MHB What is the Branch Cut for log(z)?

[Amer]

What is the Branch cut for the log(z) ?

Correct me if I am wrong.
I know that the function $f(z) = e^z$ , is periodic function with period $2 \pi $
so to define the function $\log(z) $ we have to restrict the domain of $e^z$
for example taking the points $D : z \in \mathbb{C} $ such that $-\pi < arg (z) < \pi $
$e^z $ is one to one in D
Now define the function $g(z)= \log (z) $ which has the range D
The branch cut of $\log (z) $ describe the range not the domain of log ?

Thanks

 

[chisigma]

What is the Branch cut for the log(z) ?

Correct me if I am wrong.
I know that the function $f(z) = e^z$ , is periodic function with period $2 \pi $
so to define the function $\log(z) $ we have to restrict the domain of $e^z$
for example taking the points $D : z \in \mathbb{C} $ such that $-\pi < arg (z) < \pi $
$e^z $ is one to one in D
Now define the function $g(z)= \log (z) $ which has the range D
The branch cut of $\log (z) $ describe the range not the domain of log ?

Thanks

The branch point of a multivalued function is a point in the complex plane from which several branchs of the function depart. The function f(z) = ln z has only one branch point in z=0...

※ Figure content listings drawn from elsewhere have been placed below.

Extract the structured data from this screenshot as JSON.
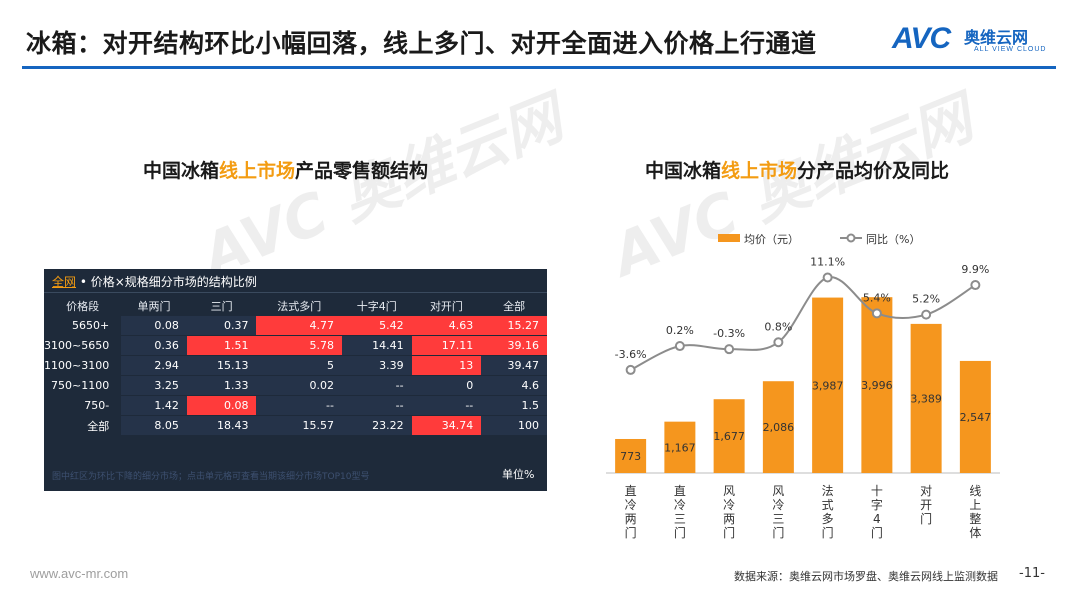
{
  "slide": {
    "title": "冰箱：对开结构环比小幅回落，线上多门、对开全面进入价格上行通道",
    "logo_text": "AVC",
    "logo_cn": "奥维云网",
    "logo_en": "ALL VIEW CLOUD",
    "watermark": "AVC 奥维云网",
    "footer_url": "www.avc-mr.com",
    "footer_source": "数据来源：奥维云网市场罗盘、奥维云网线上监测数据",
    "page_number": "-11-",
    "accent_color": "#1565c0",
    "highlight_color": "#f39c12"
  },
  "left_section": {
    "title_pre": "中国冰箱",
    "title_hl": "线上市场",
    "title_post": "产品零售额结构"
  },
  "right_section": {
    "title_pre": "中国冰箱",
    "title_hl": "线上市场",
    "title_post": "分产品均价及同比"
  },
  "chart_data": [
    {
      "type": "table",
      "title": "全网 • 价格×规格细分市场的结构比例",
      "tab_label": "全网",
      "subtitle": " • 价格×规格细分市场的结构比例",
      "columns": [
        "价格段",
        "单两门",
        "三门",
        "法式多门",
        "十字4门",
        "对开门",
        "全部"
      ],
      "rows": [
        {
          "label": "5650+",
          "cells": [
            "0.08",
            "0.37",
            "4.77",
            "5.42",
            "4.63",
            "15.27"
          ],
          "highlight": [
            false,
            false,
            true,
            true,
            true,
            true
          ]
        },
        {
          "label": "3100~5650",
          "cells": [
            "0.36",
            "1.51",
            "5.78",
            "14.41",
            "17.11",
            "39.16"
          ],
          "highlight": [
            false,
            true,
            true,
            false,
            true,
            true
          ]
        },
        {
          "label": "1100~3100",
          "cells": [
            "2.94",
            "15.13",
            "5",
            "3.39",
            "13",
            "39.47"
          ],
          "highlight": [
            false,
            false,
            false,
            false,
            true,
            false
          ]
        },
        {
          "label": "750~1100",
          "cells": [
            "3.25",
            "1.33",
            "0.02",
            "--",
            "0",
            "4.6"
          ],
          "highlight": [
            false,
            false,
            false,
            false,
            false,
            false
          ]
        },
        {
          "label": "750-",
          "cells": [
            "1.42",
            "0.08",
            "--",
            "--",
            "--",
            "1.5"
          ],
          "highlight": [
            false,
            true,
            false,
            false,
            false,
            false
          ]
        },
        {
          "label": "全部",
          "cells": [
            "8.05",
            "18.43",
            "15.57",
            "23.22",
            "34.74",
            "100"
          ],
          "highlight": [
            false,
            false,
            false,
            false,
            true,
            false
          ]
        }
      ],
      "note": "图中红区为环比下降的细分市场；点击单元格可查看当期该细分市场TOP10型号",
      "unit": "单位%",
      "highlight_color": "#ff3b3b"
    },
    {
      "type": "bar",
      "categories": [
        "直冷两门",
        "直冷三门",
        "风冷两门",
        "风冷三门",
        "法式多门",
        "十字4门",
        "对开门",
        "线上整体"
      ],
      "series": [
        {
          "name": "均价（元）",
          "type": "bar",
          "values": [
            773,
            1167,
            1677,
            2086,
            3987,
            3996,
            3389,
            2547
          ],
          "labels": [
            "773",
            "1,167",
            "1,677",
            "2,086",
            "3,987",
            "3,996",
            "3,389",
            "2,547"
          ],
          "color": "#f5961e"
        },
        {
          "name": "同比（%）",
          "type": "line",
          "values": [
            -3.6,
            0.2,
            -0.3,
            0.8,
            11.1,
            5.4,
            5.2,
            9.9
          ],
          "labels": [
            "-3.6%",
            "0.2%",
            "-0.3%",
            "0.8%",
            "11.1%",
            "5.4%",
            "5.2%",
            "9.9%"
          ],
          "color": "#8c8c8c"
        }
      ],
      "bar_ylim": [
        0,
        5000
      ],
      "line_ylim": [
        -20,
        15
      ],
      "grid": false,
      "legend_position": "top"
    }
  ]
}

Kind regards$\chi$ $\sigma$

 

[alyafey22]

$w=e^z$ then if $-\pi <Im(z) < \pi $ the function $w$ is one to one. Now assume the following

$$z=e^w$$ and we want to find $w$ satisfiying the property then $|z|=e^u$ implies that $u = \ln |z|$ and $v=arg(e^z)=arg(z) \in (-\pi ,\pi ) $. Hence we have

$$w=\log(z) = \ln|z|+iarg(z) \,\,\,;\, arg(z) \in (-\pi , \pi ) $$

Hence defining the principle logarithm with branch cut on the negative real axis.